I understand the truth, and the importance, of the advice to surround ourselves with people who bring out our best selves. Because I can never be good enough, never be faultless or blameless, because I need the healing balm of grace every day of my life, I do want to give myself the best allies in the quest to live a good life.
There is a little naysayer inside who condemns. Who questions motives, who compares. I have a variety of standard responses to the naysayer. Some, I can't write here. But some are pathetic first responses that need to be addressed, so my self esteem can be talked off the ledge.
The naysayer wants me to believe that I am never enough. That naysayer loves to hook up with negative energy coming from both myself and people with critical natures. There are lessons to be learned there, in that moment of despair when I realize I've messed up again. If I thought I was above making mistakes, that would truly be self deception. But, my choices for what to do with that information are the key to turning the reality of my faults into help, or harm, for myself.

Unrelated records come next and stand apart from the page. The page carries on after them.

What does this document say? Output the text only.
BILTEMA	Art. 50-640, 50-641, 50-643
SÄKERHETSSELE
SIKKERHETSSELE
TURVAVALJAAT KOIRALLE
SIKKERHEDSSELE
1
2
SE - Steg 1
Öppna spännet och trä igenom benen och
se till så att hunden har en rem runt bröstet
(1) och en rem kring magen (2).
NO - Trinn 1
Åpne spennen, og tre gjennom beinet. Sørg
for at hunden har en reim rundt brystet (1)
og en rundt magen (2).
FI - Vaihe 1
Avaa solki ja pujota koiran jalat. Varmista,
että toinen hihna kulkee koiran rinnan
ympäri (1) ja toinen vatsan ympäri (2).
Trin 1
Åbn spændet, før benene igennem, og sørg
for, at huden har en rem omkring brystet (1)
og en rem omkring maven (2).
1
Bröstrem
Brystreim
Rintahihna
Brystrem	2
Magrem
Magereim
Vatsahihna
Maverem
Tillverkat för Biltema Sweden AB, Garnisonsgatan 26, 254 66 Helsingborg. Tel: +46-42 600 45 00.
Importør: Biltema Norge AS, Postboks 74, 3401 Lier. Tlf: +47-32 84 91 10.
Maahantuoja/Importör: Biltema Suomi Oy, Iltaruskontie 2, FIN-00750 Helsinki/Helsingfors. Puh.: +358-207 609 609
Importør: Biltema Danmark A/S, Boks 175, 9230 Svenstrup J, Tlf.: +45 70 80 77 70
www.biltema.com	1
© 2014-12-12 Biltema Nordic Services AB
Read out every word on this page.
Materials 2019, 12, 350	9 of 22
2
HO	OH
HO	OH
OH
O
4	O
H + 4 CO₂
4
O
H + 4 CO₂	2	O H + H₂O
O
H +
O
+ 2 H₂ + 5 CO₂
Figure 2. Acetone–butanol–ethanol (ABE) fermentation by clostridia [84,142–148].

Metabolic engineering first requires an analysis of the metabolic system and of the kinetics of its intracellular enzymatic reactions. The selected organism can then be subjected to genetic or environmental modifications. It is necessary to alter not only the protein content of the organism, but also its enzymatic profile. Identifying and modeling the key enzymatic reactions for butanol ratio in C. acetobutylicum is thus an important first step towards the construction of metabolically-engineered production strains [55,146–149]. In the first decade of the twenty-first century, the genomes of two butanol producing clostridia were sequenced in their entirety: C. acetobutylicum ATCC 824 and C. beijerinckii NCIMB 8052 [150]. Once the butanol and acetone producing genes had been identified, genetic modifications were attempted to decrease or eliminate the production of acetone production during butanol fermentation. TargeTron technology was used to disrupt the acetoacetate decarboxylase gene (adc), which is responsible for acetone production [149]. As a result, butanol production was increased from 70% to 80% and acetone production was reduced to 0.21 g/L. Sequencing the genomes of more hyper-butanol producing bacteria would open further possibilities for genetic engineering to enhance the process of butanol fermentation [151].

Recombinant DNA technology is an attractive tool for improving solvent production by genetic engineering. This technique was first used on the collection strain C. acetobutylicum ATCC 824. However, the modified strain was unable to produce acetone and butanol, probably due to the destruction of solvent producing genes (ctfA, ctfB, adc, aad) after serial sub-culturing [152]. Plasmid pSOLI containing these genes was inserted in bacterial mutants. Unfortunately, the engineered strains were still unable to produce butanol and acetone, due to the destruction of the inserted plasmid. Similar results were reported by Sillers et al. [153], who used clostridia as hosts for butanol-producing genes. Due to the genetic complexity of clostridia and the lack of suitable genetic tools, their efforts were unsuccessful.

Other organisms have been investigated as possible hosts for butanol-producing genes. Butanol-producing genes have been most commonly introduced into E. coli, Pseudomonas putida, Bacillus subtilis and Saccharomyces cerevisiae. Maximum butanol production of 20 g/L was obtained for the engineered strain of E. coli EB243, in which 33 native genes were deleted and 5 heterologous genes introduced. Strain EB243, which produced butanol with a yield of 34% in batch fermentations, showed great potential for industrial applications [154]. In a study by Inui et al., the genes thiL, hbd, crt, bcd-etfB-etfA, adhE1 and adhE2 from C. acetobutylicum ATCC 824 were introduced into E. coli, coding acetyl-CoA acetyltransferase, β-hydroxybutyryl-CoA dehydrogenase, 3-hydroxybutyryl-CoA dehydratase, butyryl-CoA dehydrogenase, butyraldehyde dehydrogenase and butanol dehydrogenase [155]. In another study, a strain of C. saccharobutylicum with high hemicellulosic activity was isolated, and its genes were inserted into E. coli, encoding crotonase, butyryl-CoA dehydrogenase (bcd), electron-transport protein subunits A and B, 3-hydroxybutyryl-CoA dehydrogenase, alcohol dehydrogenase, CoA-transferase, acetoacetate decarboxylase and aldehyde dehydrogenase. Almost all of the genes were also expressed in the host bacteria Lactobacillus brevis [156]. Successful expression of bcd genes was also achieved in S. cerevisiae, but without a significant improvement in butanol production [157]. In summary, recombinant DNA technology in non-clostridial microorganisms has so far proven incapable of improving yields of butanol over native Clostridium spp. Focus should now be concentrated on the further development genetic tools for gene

I know a really wise woman who believes with all her heart that we ought to love, and be grateful for, our imperfections. That it is those very aspects of ourselves that drive us outside of ourselves to look for our redemption. She says that embracing our imperfections are in fact a way of being grateful that we are alive. It is very different notion from using our human frailties as an excuse to behave badly. It is, in fact, the opposite.
Requiring perfection for fear of losing the love of our dear ones, including our creator, is an exercise in self flagellation. Yet, the pesky little naysayer wants me to fear. Fear failure. Fear loss. Fear grief. The antidote to fear is not my own courage. It is my own desire to allow myself to be forgiven. To live in gratitude for grace itself.
There are many people in my life who give me grace all the time. It is the gift that keeps on giving. And, it is the gift that grows more powerful when shared with others. Take that, naysayer!